The term Vance Commission is most commonly used to refer to the diplomatic missions led by Cyrus Vance, the former U.S. Secretary of State under President Jimmy Carter, who served repeatedly as a United Nations and international mediator in the 1990s. It is not a single standing body but rather shorthand for several initiatives he headed.
The most prominent use refers to Vance's role as Personal Envoy of the UN Secretary-General for the former Yugoslavia, appointed by Javier Pérez de Cuéllar in October 1991. In this capacity, Vance negotiated the Vance Plan, a ceasefire arrangement signed in Sarajevo and Geneva in late 1991 and early 1992, which led to the deployment of the United Nations Protection Force (UNPROFOR) in Croatia and the creation of UN Protected Areas (UNPAs) in Serb-held territories.
In 1992, Vance partnered with Lord David Owen, the EC representative, in what became known as the Vance–Owen Peace Plan for Bosnia and Herzegovina. The plan, presented in January 1993, proposed dividing Bosnia into ten semi-autonomous ethnic cantons under a decentralized central government.
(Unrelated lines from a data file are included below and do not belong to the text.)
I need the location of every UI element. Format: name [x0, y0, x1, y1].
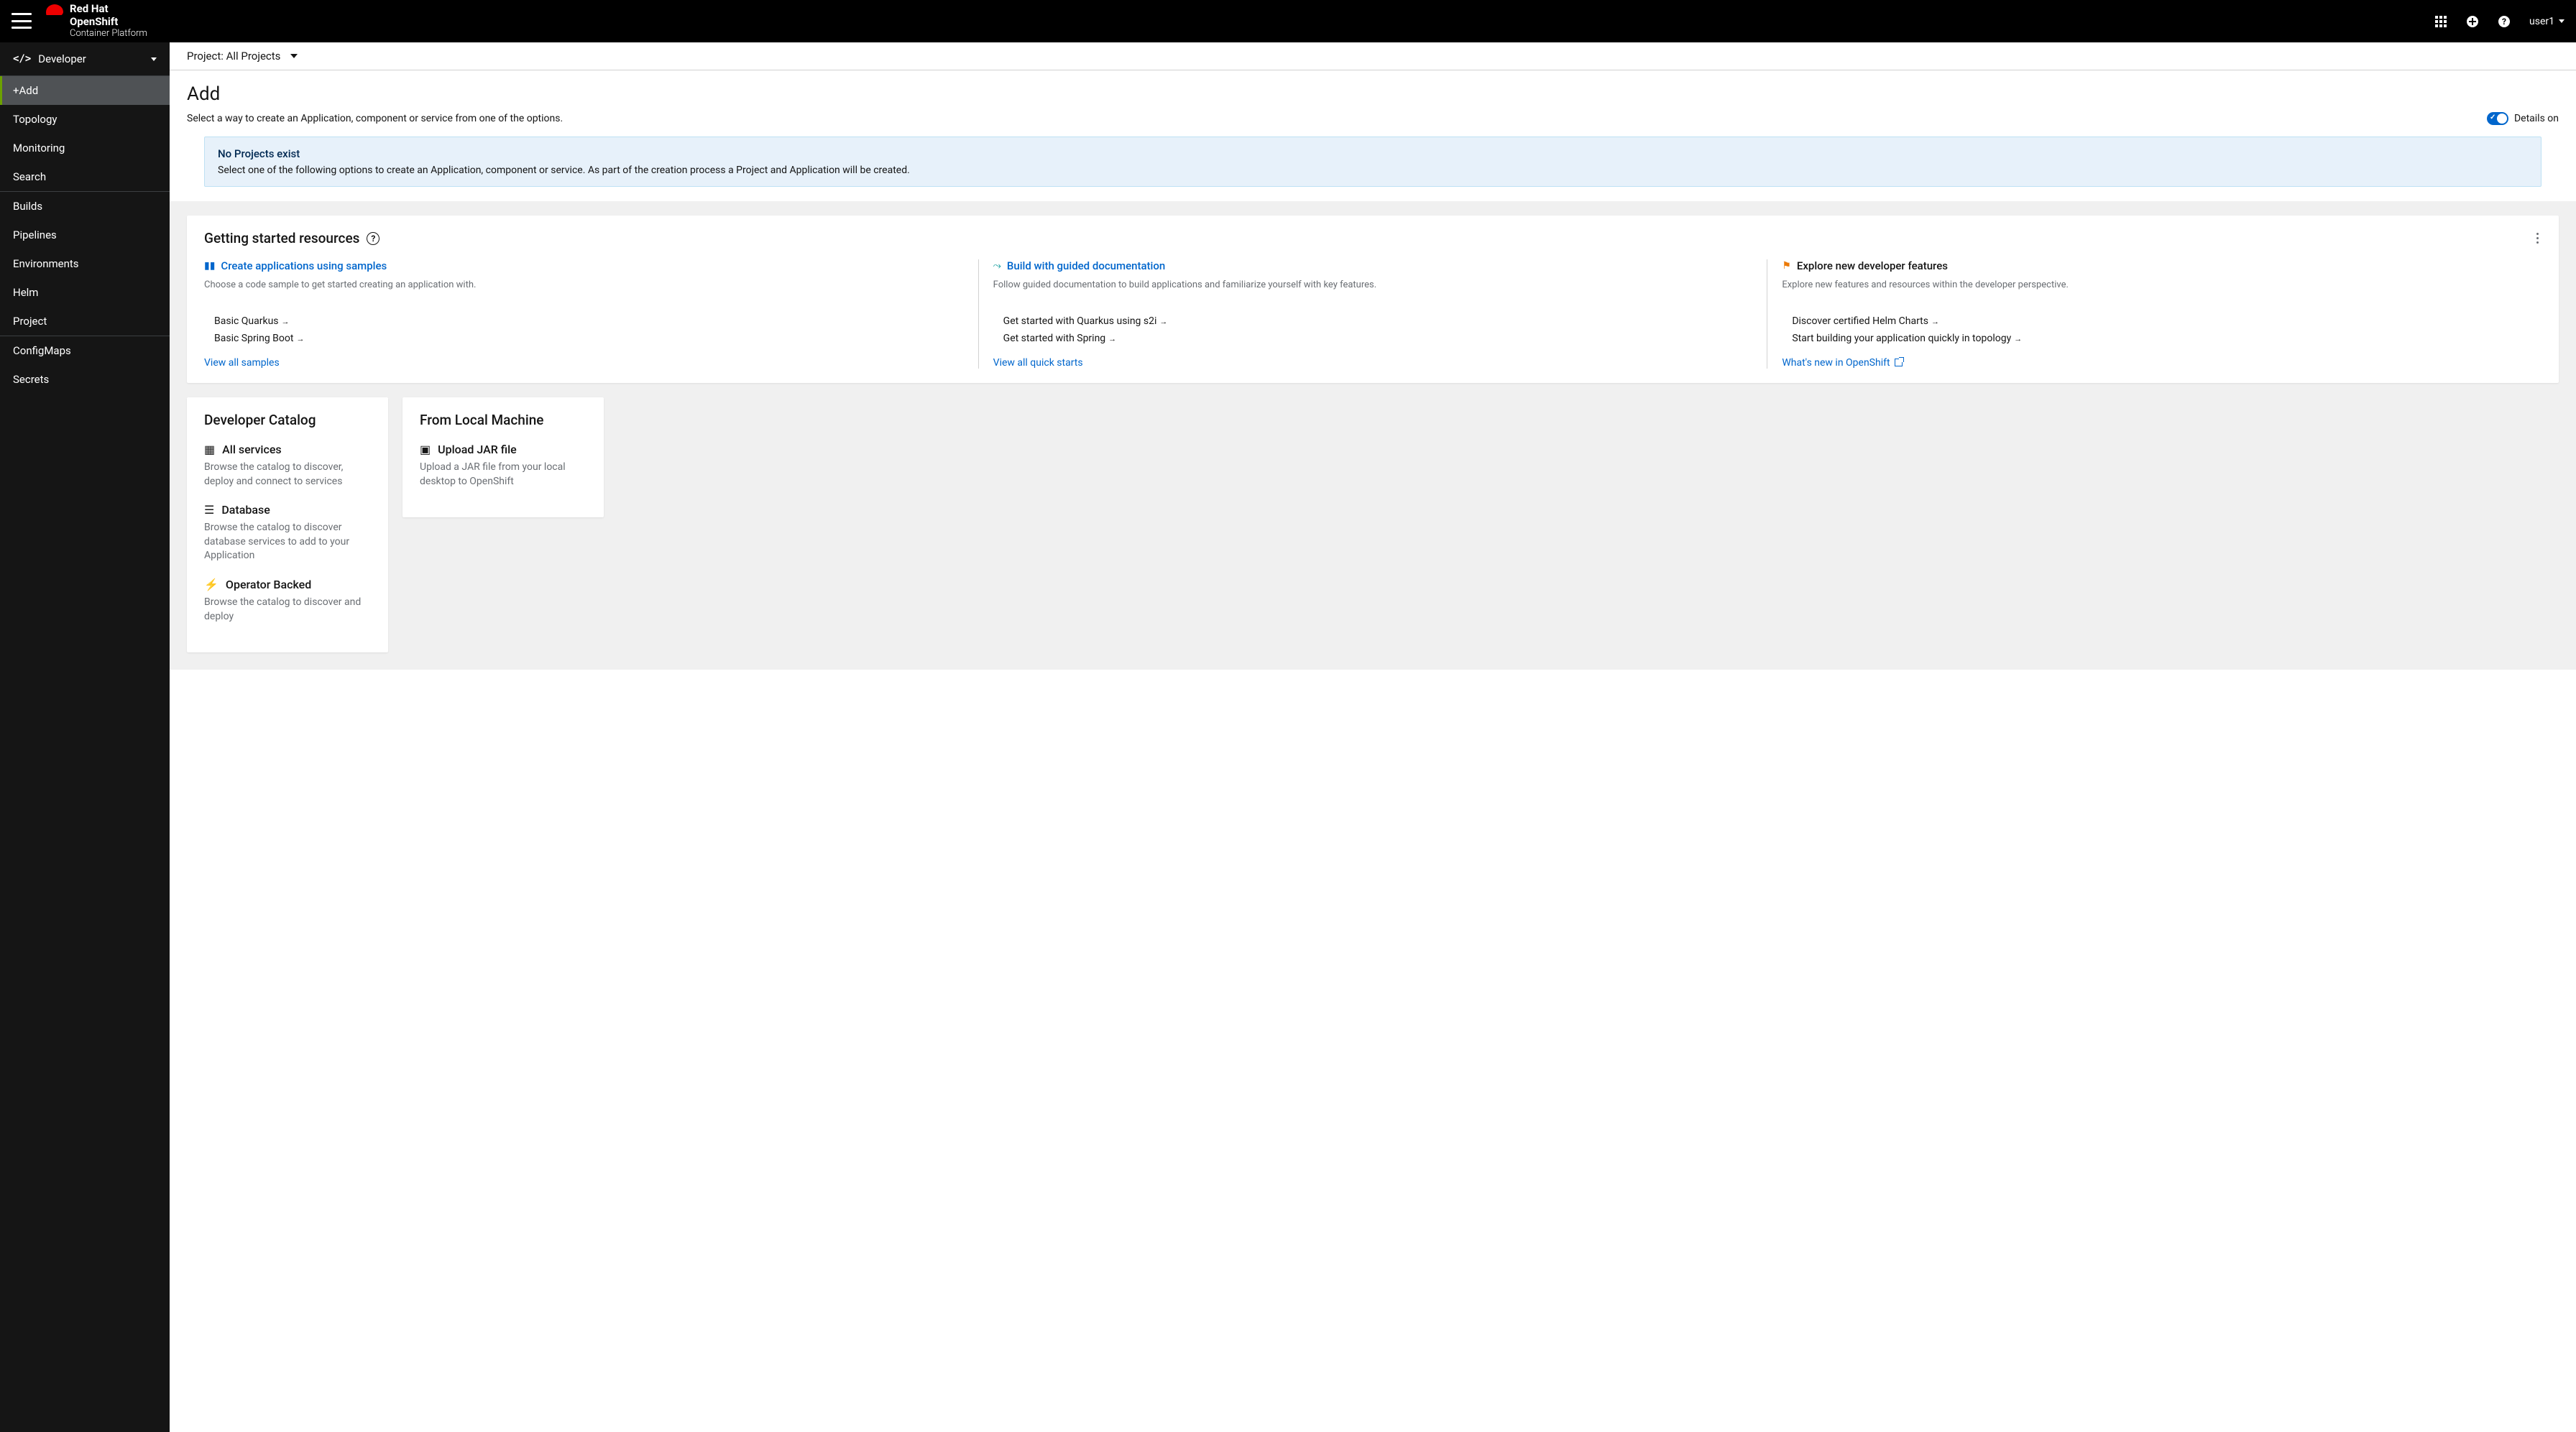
getting-started-card: Getting started resources ? ▮▮ Create app… — [187, 216, 2559, 383]
cards-row: Developer Catalog ▦All services Browse t… — [187, 397, 2559, 652]
catalog-item-desc: Browse the catalog to discover, deploy a… — [204, 461, 371, 489]
catalog-item-desc: Browse the catalog to discover and deplo… — [204, 596, 371, 624]
gsr-col-desc: Explore new features and resources withi… — [1782, 280, 2542, 304]
catalog-item-database[interactable]: ☰Database Browse the catalog to discover… — [204, 503, 371, 563]
nav-group-3: ConfigMaps Secrets — [0, 336, 170, 394]
gsr-link-topology[interactable]: Start building your application quickly … — [1782, 330, 2542, 347]
gsr-col-title[interactable]: Build with guided documentation — [1007, 259, 1165, 272]
gsr-col-title: Explore new developer features — [1797, 259, 1948, 272]
sidebar-item-project[interactable]: Project — [0, 307, 170, 336]
alert-body: Select one of the following options to c… — [218, 165, 2528, 176]
catalog-item-operator-backed[interactable]: ⚡Operator Backed Browse the catalog to d… — [204, 578, 371, 624]
catalog-title: Developer Catalog — [204, 412, 371, 428]
sidebar-item-helm[interactable]: Helm — [0, 278, 170, 307]
nav-group-1: +Add Topology Monitoring Search — [0, 75, 170, 191]
caret-down-icon — [2559, 19, 2564, 23]
gsr-col-desc: Follow guided documentation to build app… — [993, 280, 1753, 304]
page-title: Add — [187, 83, 2559, 105]
brand-line2: OpenShift — [70, 15, 118, 28]
gsr-link-basic-quarkus[interactable]: Basic Quarkus→ — [204, 313, 964, 330]
project-selector[interactable]: Project: All Projects — [187, 50, 280, 63]
book-icon: ▮▮ — [204, 260, 215, 272]
local-title: From Local Machine — [420, 412, 586, 428]
caret-down-icon[interactable] — [290, 54, 298, 58]
gsr-link-helm-charts[interactable]: Discover certified Helm Charts→ — [1782, 313, 2542, 330]
main-content: Project: All Projects Add Select a way t… — [170, 42, 2576, 1432]
brand-logo[interactable]: Red Hat OpenShift Container Platform — [46, 3, 147, 39]
gsr-col-guided: ⤳ Build with guided documentation Follow … — [979, 259, 1768, 369]
perspective-switcher[interactable]: </> Developer — [0, 42, 170, 75]
sidebar-item-add[interactable]: +Add — [0, 76, 170, 105]
page-subtitle: Select a way to create an Application, c… — [187, 113, 563, 124]
brand-line1: Red Hat — [70, 2, 109, 15]
gsr-col-desc: Choose a code sample to get started crea… — [204, 280, 964, 304]
sidebar: </> Developer +Add Topology Monitoring S… — [0, 42, 170, 1432]
user-menu[interactable]: user1 — [2529, 16, 2564, 27]
gsr-columns: ▮▮ Create applications using samples Choo… — [204, 259, 2542, 369]
plus-circle-icon[interactable] — [2466, 15, 2479, 28]
database-icon: ☰ — [204, 503, 214, 517]
view-all-samples-link[interactable]: View all samples — [204, 357, 964, 369]
info-alert: No Projects exist Select one of the foll… — [204, 137, 2542, 187]
developer-catalog-card: Developer Catalog ▦All services Browse t… — [187, 397, 388, 652]
code-icon: </> — [13, 53, 31, 65]
details-toggle-label: Details on — [2514, 113, 2559, 124]
sidebar-item-secrets[interactable]: Secrets — [0, 365, 170, 394]
brand-text: Red Hat OpenShift Container Platform — [70, 3, 147, 39]
gsr-col-samples: ▮▮ Create applications using samples Choo… — [204, 259, 979, 369]
gsr-title: Getting started resources — [204, 230, 359, 246]
help-icon[interactable]: ? — [367, 232, 380, 245]
perspective-label: Developer — [38, 52, 86, 65]
gsr-col-explore: ⚑ Explore new developer features Explore … — [1767, 259, 2542, 369]
help-icon[interactable]: ? — [2498, 15, 2511, 28]
local-item-upload-jar[interactable]: ▣Upload JAR file Upload a JAR file from … — [420, 443, 586, 489]
route-icon: ⤳ — [993, 260, 1001, 272]
page-header: Add Select a way to create an Applicatio… — [170, 70, 2576, 187]
brand-line3: Container Platform — [70, 28, 147, 39]
project-toolbar: Project: All Projects — [170, 42, 2576, 70]
app-launcher-icon[interactable] — [2434, 15, 2447, 28]
gsr-col-title[interactable]: Create applications using samples — [221, 259, 387, 272]
catalog-item-all-services[interactable]: ▦All services Browse the catalog to disc… — [204, 443, 371, 489]
from-local-machine-card: From Local Machine ▣Upload JAR file Uplo… — [402, 397, 604, 517]
gsr-link-spring[interactable]: Get started with Spring→ — [993, 330, 1753, 347]
catalog-item-desc: Browse the catalog to discover database … — [204, 521, 371, 563]
caret-down-icon — [151, 57, 157, 61]
file-upload-icon: ▣ — [420, 443, 431, 456]
masthead: Red Hat OpenShift Container Platform ? u… — [0, 0, 2576, 42]
sidebar-item-monitoring[interactable]: Monitoring — [0, 134, 170, 162]
flag-icon: ⚑ — [1782, 260, 1791, 272]
gsr-link-basic-spring-boot[interactable]: Basic Spring Boot→ — [204, 330, 964, 347]
svg-text:?: ? — [2502, 17, 2506, 27]
redhat-fedora-icon — [46, 4, 63, 17]
hamburger-menu-icon[interactable] — [12, 13, 32, 29]
bolt-icon: ⚡ — [204, 578, 218, 591]
username: user1 — [2529, 16, 2554, 27]
gsr-link-quarkus-s2i[interactable]: Get started with Quarkus using s2i→ — [993, 313, 1753, 330]
whats-new-link[interactable]: What's new in OpenShift — [1782, 357, 2542, 369]
sidebar-item-pipelines[interactable]: Pipelines — [0, 221, 170, 249]
grid-icon: ▦ — [204, 443, 215, 456]
alert-title: No Projects exist — [218, 147, 2528, 160]
sidebar-item-search[interactable]: Search — [0, 162, 170, 191]
local-item-desc: Upload a JAR file from your local deskto… — [420, 461, 586, 489]
sidebar-item-topology[interactable]: Topology — [0, 105, 170, 134]
masthead-left: Red Hat OpenShift Container Platform — [12, 3, 147, 39]
view-all-quickstarts-link[interactable]: View all quick starts — [993, 357, 1753, 369]
content-area: Getting started resources ? ▮▮ Create app… — [170, 216, 2576, 670]
sidebar-item-environments[interactable]: Environments — [0, 249, 170, 278]
nav-group-2: Builds Pipelines Environments Helm Proje… — [0, 191, 170, 336]
sidebar-item-builds[interactable]: Builds — [0, 192, 170, 221]
details-toggle[interactable]: ✓ Details on — [2487, 112, 2559, 125]
masthead-right: ? user1 — [2434, 15, 2564, 28]
kebab-menu-icon[interactable] — [2534, 230, 2542, 246]
external-link-icon — [1895, 359, 1903, 366]
switch-icon[interactable]: ✓ — [2487, 112, 2508, 125]
sidebar-item-configmaps[interactable]: ConfigMaps — [0, 336, 170, 365]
It was accepted by the Bosnian Croats and, conditionally, the Bosnian government, but rejected by the Bosnian Serb assembly at Pale in May 1993, contributing to the plan's collapse.
Vance also chaired or co-chaired related working groups under the International Conference on the Former Yugoslavia (ICFY), convened in London in August 1992. Separately, he mediated the 1995 Interim Accord between Greece and the Republic of Macedonia, which deferred the name dispute and normalized bilateral relations.
For MUN delegates and researchers, references to a "Vance commission" should be checked carefully against context: the phrase may denote his Yugoslav envoy work, the Vance–Owen process, his Macedonia mediation, or, in older U.S. policy literature, the 1980 hostage-rescue review board he led after the failed Iran rescue mission.
Example
In January 1993, Cyrus Vance and David Owen presented the Vance–Owen Peace Plan in Geneva, proposing to divide Bosnia and Herzegovina into ten ethnically based cantons.
Frequently asked questions
No. The phrase informally refers to mediation efforts led by Cyrus Vance, including his role as UN Secretary-General's Personal Envoy for Yugoslavia from 1991.